Противник замешкался. Несильно. И спустя минуту решил по обычаю степному пострелять немного из луков, дабы «разогнать эту толпу». Степняки наезжают поближе для выстрела, да бьют на проходе, проходя перед строем. Так и сейчас — пошли на сближение.

Ярослав сразу не сообразил, что они хотят сделать. Поэтому первый заход пропустил. Лишь сплотил строй и прикрывшись щитами, применив построение «murus[1]», близкое по своей сути к «стене щитов». Да зорко следил за тем, чтобы степные всадники не полезли с флангов. Но те не спешили под самые стены лезть, опасаясь оттуда гостинцев. Поэтому работали с фронта и очень осторожно. Вышли на дистанцию в тридцать шагов, постреляли немного на проходе, да откатились. Ни одна стрела не достигла своей цели. Все застряли в больших, крепких щитах.

Отошли.

И сразу заново двинулись. Дабы этим волнением расшатать строй и психологически его подавить. Одна беда — во время второго захода наш герой рискнул и скомандовал вполне привычную для своих дружинников команду. В итоге через несколько секунд первая шеренга осталась на месте, а остальные отошли назад так, чтобы между ними получалось по два шага.

Когда же хазары вошли в зону поражения, первые четыре шеренги метнули в них плюмбаты.
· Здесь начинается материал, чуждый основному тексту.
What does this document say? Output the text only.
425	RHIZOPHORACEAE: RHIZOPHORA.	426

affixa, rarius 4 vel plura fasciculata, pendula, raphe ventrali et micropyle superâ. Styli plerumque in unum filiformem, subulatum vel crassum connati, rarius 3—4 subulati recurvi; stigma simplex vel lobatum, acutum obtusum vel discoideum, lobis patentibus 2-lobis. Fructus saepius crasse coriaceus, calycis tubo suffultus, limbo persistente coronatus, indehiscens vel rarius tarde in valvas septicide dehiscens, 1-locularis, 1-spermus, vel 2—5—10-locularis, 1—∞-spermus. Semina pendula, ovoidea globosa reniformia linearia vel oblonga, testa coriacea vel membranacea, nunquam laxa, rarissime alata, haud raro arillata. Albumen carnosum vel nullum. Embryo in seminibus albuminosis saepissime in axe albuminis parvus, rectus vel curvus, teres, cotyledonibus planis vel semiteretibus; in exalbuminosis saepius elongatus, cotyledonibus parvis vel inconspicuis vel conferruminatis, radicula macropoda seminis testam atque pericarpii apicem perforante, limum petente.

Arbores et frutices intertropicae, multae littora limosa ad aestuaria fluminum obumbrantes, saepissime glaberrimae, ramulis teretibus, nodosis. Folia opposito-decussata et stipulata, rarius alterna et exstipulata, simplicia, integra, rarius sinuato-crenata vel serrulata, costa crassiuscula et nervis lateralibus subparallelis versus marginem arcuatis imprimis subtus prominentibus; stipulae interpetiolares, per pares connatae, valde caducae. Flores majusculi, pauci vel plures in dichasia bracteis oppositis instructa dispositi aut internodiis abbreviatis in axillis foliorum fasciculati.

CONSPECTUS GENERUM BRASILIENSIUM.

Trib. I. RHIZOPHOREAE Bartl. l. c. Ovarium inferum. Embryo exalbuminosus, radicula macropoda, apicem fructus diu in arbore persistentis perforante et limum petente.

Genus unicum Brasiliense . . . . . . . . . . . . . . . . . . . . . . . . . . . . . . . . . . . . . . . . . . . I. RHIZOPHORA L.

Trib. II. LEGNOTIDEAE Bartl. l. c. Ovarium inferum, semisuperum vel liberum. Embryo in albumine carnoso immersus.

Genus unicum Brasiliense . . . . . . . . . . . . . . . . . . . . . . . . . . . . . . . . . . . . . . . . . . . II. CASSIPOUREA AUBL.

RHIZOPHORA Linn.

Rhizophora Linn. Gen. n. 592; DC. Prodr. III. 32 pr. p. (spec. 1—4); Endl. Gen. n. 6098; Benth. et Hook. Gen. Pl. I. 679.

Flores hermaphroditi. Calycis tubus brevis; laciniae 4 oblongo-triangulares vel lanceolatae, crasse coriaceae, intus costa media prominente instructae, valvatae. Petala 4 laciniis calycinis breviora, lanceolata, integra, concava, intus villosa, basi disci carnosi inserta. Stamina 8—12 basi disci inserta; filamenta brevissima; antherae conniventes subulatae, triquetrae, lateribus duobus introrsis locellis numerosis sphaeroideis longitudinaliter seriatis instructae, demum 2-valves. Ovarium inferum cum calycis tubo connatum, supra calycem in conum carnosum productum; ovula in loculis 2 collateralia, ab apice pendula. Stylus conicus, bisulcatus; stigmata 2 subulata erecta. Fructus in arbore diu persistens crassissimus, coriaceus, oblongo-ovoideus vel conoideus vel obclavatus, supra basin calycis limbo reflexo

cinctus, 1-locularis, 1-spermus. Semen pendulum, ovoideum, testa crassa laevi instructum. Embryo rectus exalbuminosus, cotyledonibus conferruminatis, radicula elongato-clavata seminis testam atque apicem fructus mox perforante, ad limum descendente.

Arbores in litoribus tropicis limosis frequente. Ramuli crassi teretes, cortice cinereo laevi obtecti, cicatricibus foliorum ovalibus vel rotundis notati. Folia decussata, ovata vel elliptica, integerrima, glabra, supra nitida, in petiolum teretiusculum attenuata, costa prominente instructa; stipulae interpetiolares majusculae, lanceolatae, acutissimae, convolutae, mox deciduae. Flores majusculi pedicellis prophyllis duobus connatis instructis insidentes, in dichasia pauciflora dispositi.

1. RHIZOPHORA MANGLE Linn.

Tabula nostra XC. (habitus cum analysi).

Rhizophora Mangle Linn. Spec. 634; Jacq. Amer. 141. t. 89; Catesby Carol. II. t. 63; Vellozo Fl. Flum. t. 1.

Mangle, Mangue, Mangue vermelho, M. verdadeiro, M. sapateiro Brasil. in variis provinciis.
Маленькие стальные оперенные дротики со свинцовым утяжелением как гудящие шмели пролетели в воздухе мимо мчащейся конницы. И кое-что попало куда надо. Где в лошадь, а где и во всадника. И вместе с ними вылетела партия стрел. Сорок лучников дали слаженный залп. Добавив пернатого жужжания.

Секунда. Вторая. Третья.

Новый залп плюмбат и стрел. И хазары резко отвернули, расходясь влево и вправо, чтобы отойти. Из полсотни всадников у них осталось в седле тридцать семь. А ведь шли довольно разреженным строем.

Кое кто из «подбитых соколиков» пытался подняться с земли, так как стрела или плюмбата угодила в лошадь. Кое где бродило несколько лошадей без всадников, сраженных гостинцем. А трое из тех, что отходили верхом, зажимали руку или ногу, пораженную подарком «беззащитной пехоты».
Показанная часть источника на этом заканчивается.